Presented anatomical data confirm that all techniques based on triangular pointed flaps can’t significantly release the edge shoulder bilateral contracture; research results explain why so many different composed flaps and traumatic techniques are used for a treatment of a relatively simple contracture, which can be easily eliminated with an axillary adipose-cutaneous trapezoid flap.
RESULTS OF OPERATIONS
The edge shoulder bilateral contractures were eliminated with trapezoid flaps in all 45 patients and fully shoulder abduction was achieved (Figures 1-7).
Figure 7A: Shoulder adduction contracture treatment using island healthy skin in axillary cupola
Figure 7B: Pre surgery, functional joint zones, anatomy and planning
Figure 7C: Contracture released and island flap mobilized on periphery
Figure 7D: Ends of the flap sutured to the wound’s edges anteriorly and posteriorly, donor wounds aside the flap primarily closed, starting from the flap ends.

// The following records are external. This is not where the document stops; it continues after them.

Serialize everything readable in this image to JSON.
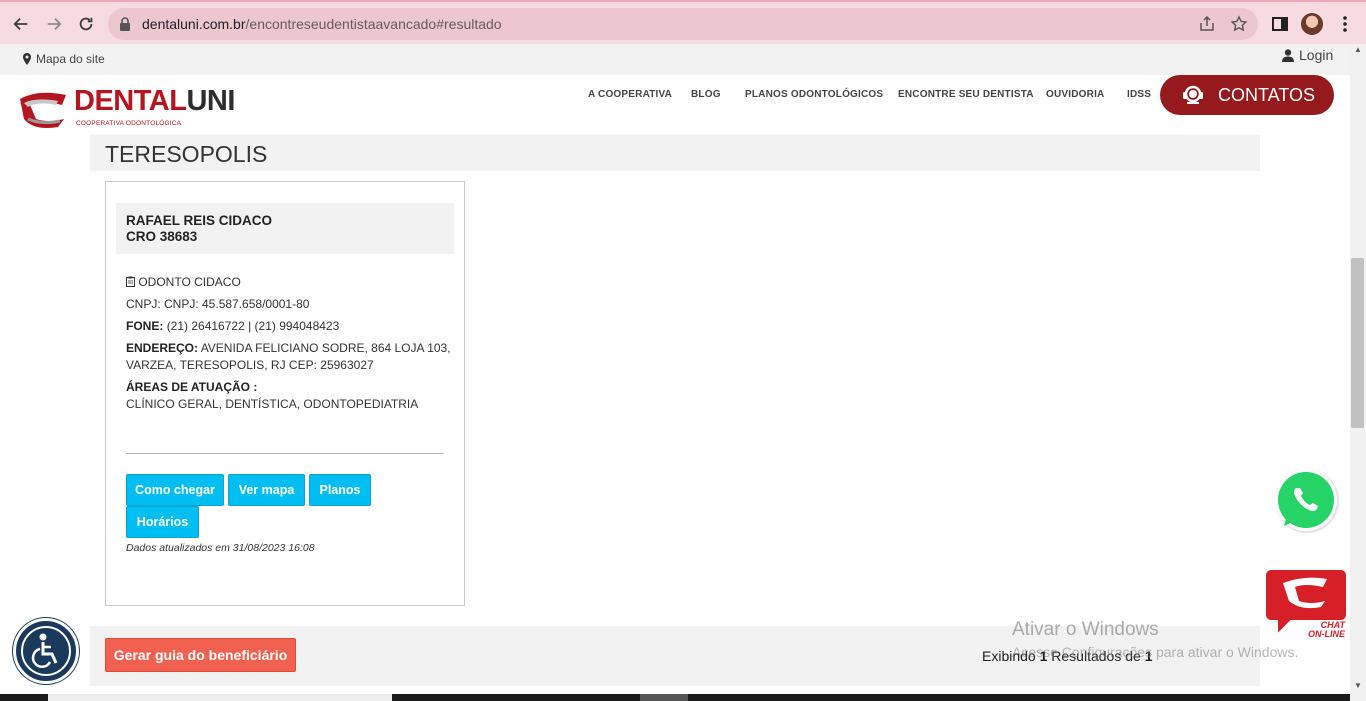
{
  "browser": {
    "url_domain": "dentaluni.com.br",
    "url_path": "/encontreseudentistaavancado#resultado"
  },
  "topbar": {
    "sitemap": "Mapa do site",
    "login": "Login"
  },
  "header": {
    "logo_part1": "DENTAL",
    "logo_part2": "UNI",
    "logo_sub": "COOPERATIVA ODONTOLÓGICA",
    "menu": [
      "A COOPERATIVA",
      "BLOG",
      "PLANOS ODONTOLÓGICOS",
      "ENCONTRE SEU DENTISTA",
      "OUVIDORIA",
      "IDSS"
    ],
    "contatos": "CONTATOS"
  },
  "result": {
    "city": "TERESOPOLIS",
    "dentist_name": "RAFAEL REIS CIDACO",
    "cro": "CRO 38683",
    "clinic": "ODONTO CIDACO",
    "cnpj": "CNPJ: CNPJ: 45.587.658/0001-80",
    "fone_label": "FONE:",
    "fone": "(21) 26416722 | (21) 994048423",
    "endereco_label": "ENDEREÇO:",
    "endereco_line1": "AVENIDA FELICIANO SODRE, 864 LOJA 103,",
    "endereco_line2": "VARZEA, TERESOPOLIS, RJ CEP: 25963027",
    "areas_label": "ÁREAS DE ATUAÇÃO :",
    "areas": "CLÍNICO GERAL, DENTÍSTICA, ODONTOPEDIATRIA",
    "buttons": {
      "como_chegar": "Como chegar",
      "ver_mapa": "Ver mapa",
      "planos": "Planos",
      "horarios": "Horários"
    },
    "updated": "Dados atualizados em 31/08/2023 16:08"
  },
  "footer": {
    "guia_button": "Gerar guia do beneficiário",
    "results_prefix": "Exibindo",
    "results_count": "1",
    "results_middle": "Resultados de",
    "results_total": "1"
  },
  "chat": {
    "label1": "CHAT",
    "label2": "ON-LINE"
  },
  "windows": {
    "line1": "Ativar o Windows",
    "line2": "Acesse Configurações para ativar o Windows."
  },
  "colors": {
    "brand_red": "#96191e",
    "button_blue": "#00bdf2",
    "guia_orange": "#f2604f"
  }
}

The folds’ surface surplus in conjunction with healthy axillary tissue allowed contractures elimination with local flaps. Adipose-cutaneous trapezoid flaps were alive, no flap loss occurred. After reconstruction, extended flaps and surrounding tissues grow and tension gradually diminished; axillary fossa accepted normal shape. Hair-bearing skin was situated in axillary cupola. Flaps stable suspend the axilla and thus prevent contracture recurrence. Follow-up results improve with time. Appearance of the shoulder joint region was significantly improved.
CONCLUSION
Bilateral shoulder adduction contracture is caused by scars covering the joint FL surface, and having insufficient surface trapezoid form among shoulder and chest wall. The surface deficit spreads from the fold crest to the joint rotation axis, 8-12 cm in length and can’t be covered with triangular flaps. Contractures are successfully eliminated by scar surface deficit compensation with axillary trapezoid or quadrangular adiposecutaneous subcutaneous pedicle flap and trapezoid counter transposed flaps prepared from the fold’s sheets. Donor wounds are primarily closed. The excellent outcomes allow flaps and method belong to the preferable.